Tout sur le djihad II

(Partie 3)

La situation actuelle ressemble plus à la période mecquoise ; l’universalisme de l’islam est dans son pragmatisme, et sa valeur supérieure dans son relativisme

 

Aux yeux de l’Albânî, nous vivons malheureusement dans une situation jamais atteinte auparavant dans l'Histoire musulmane. La menace que représentent les mécréants cerne de toute part les adeptes de notre religion victimes de leur vorace convoitise. Le Prophète (r) nous avait prévenu : « Les nations vous convoiteront bientôt de toute part, comme des mains autour d’un plat.

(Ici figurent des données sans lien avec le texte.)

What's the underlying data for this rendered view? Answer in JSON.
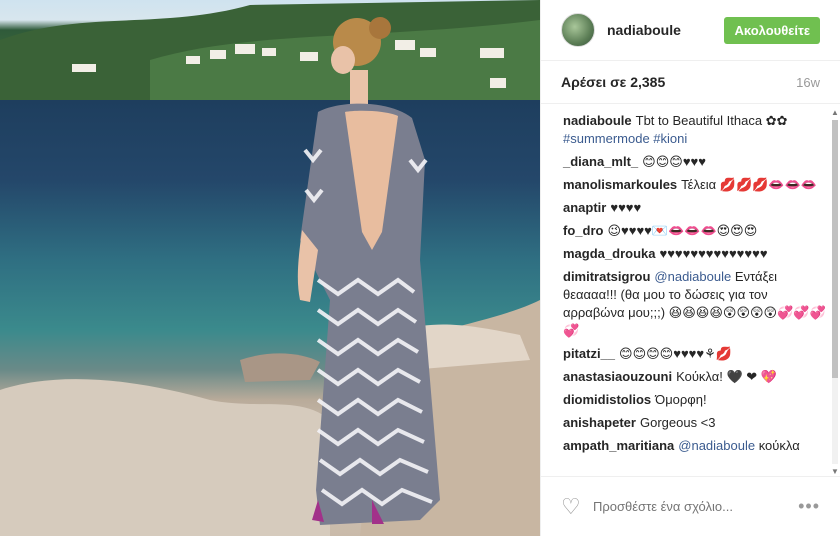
{
  "header": {
    "username": "nadiaboule",
    "follow_label": "Ακολουθείτε"
  },
  "stats": {
    "likes": "Αρέσει σε 2,385",
    "age": "16w"
  },
  "comments": [
    {
      "user": "nadiaboule",
      "text": "Tbt to Beautiful Ithaca ✿✿",
      "tags": "#summermode #kioni"
    },
    {
      "user": "_diana_mlt_",
      "text": "😊😊😊♥♥♥"
    },
    {
      "user": "manolismarkoules",
      "text": "Τέλεια 💋💋💋👄👄👄"
    },
    {
      "user": "anaptir",
      "text": "♥♥♥♥"
    },
    {
      "user": "fo_dro",
      "text": "😉♥♥♥♥💌👄👄👄😍😍😍"
    },
    {
      "user": "magda_drouka",
      "text": "♥♥♥♥♥♥♥♥♥♥♥♥♥♥"
    },
    {
      "user": "dimitratsigrou",
      "mention": "@nadiaboule",
      "text": "Εντάξει θεαααα!!! (θα μου το δώσεις για τον αρραβώνα μου;;;) 😆😆😆😆😲😲😲😲💞💞💞💞"
    },
    {
      "user": "pitatzi__",
      "text": "😊😊😊😊♥♥♥♥⚘💋"
    },
    {
      "user": "anastasiaouzouni",
      "text": "Κούκλα! 🖤 ❤ 💖"
    },
    {
      "user": "diomidistolios",
      "text": "Όμορφη!"
    },
    {
      "user": "anishapeter",
      "text": "Gorgeous <3"
    },
    {
      "user": "ampath_maritiana",
      "mention": "@nadiaboule",
      "text": "κούκλα"
    }
  ],
  "footer": {
    "comment_placeholder": "Προσθέστε ένα σχόλιο...",
    "more_label": "•••"
  },
  "icons": {
    "heart": "heart-outline-icon",
    "more": "ellipsis-icon"
  },
  "colors": {
    "follow_button": "#70c050",
    "hashtag": "#3b5b8f"
  }
}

  • Serons-nous peu nombreux à cette époque, se demandèrent les Compagnons ?
  • Non, vous serez plutôt en grand nombre, mais aussi faible que l’écume du torrent ; vous n’inspirerez plus la crainte dans les cœurs de vos ennemis, et la faiblesse imprégnera les vôtres.
  • Quelle sera cette faiblesse, Messager d’Allah ?
  • L’attachement à la vie terrestre, et la peur de la mort. »[1]

 

Il est donc du devoir des savants de concentrer tous leurs efforts dans le programme d'éducation à la vraie religion et d'épuration des éléments forgés qui l’ont pollué. Il s’agit d’apprendre aux fidèles le pur monothéisme, et de corriger les mauvaises croyances, le rituel, et les mœurs, chacun en fonction des moyens qui lui sont conférés dans le pays où il se trouve. Soyons réalistes, personne n’est en mesure de combattre les juifs, tant que la division déchirera les rangs de la Nation désormais partagée en plusieurs États. Matériellement, nous ne sommes régis ni par une même unité politique ni par un seul étendard.

 

Il nous est impossible de consacrer des efforts de guerre pour parer à l'ennemi prédateur qui s’est emparé de nos terres. Nous avons entre les mains, du reste, d’autres moyens légitimes à prévaloir, faute de miser sur la force matérielle suffisante et financière. Et, quand bien même, nous constituions un pouvoir économique potentiel, il faudrait l’exploiter à bon escient et le mettre en place efficacement ; mais le fait est que les élites de bon nombre de pays musulmans ont adopté des régimes politiques en désaccord avec les concepts islamiques en phase avec la Loi divine. Il nous reste donc – par la Volonté d’Allah – ces deux moyens en notre possession que sont l'éducation et l'épuration. Chacun a le devoir de se mettre à la tâche dans la limite de ses compétences, tout en sachant que le Seigneur n'impose rien à personne qui soit au dessus de ses forces.[2]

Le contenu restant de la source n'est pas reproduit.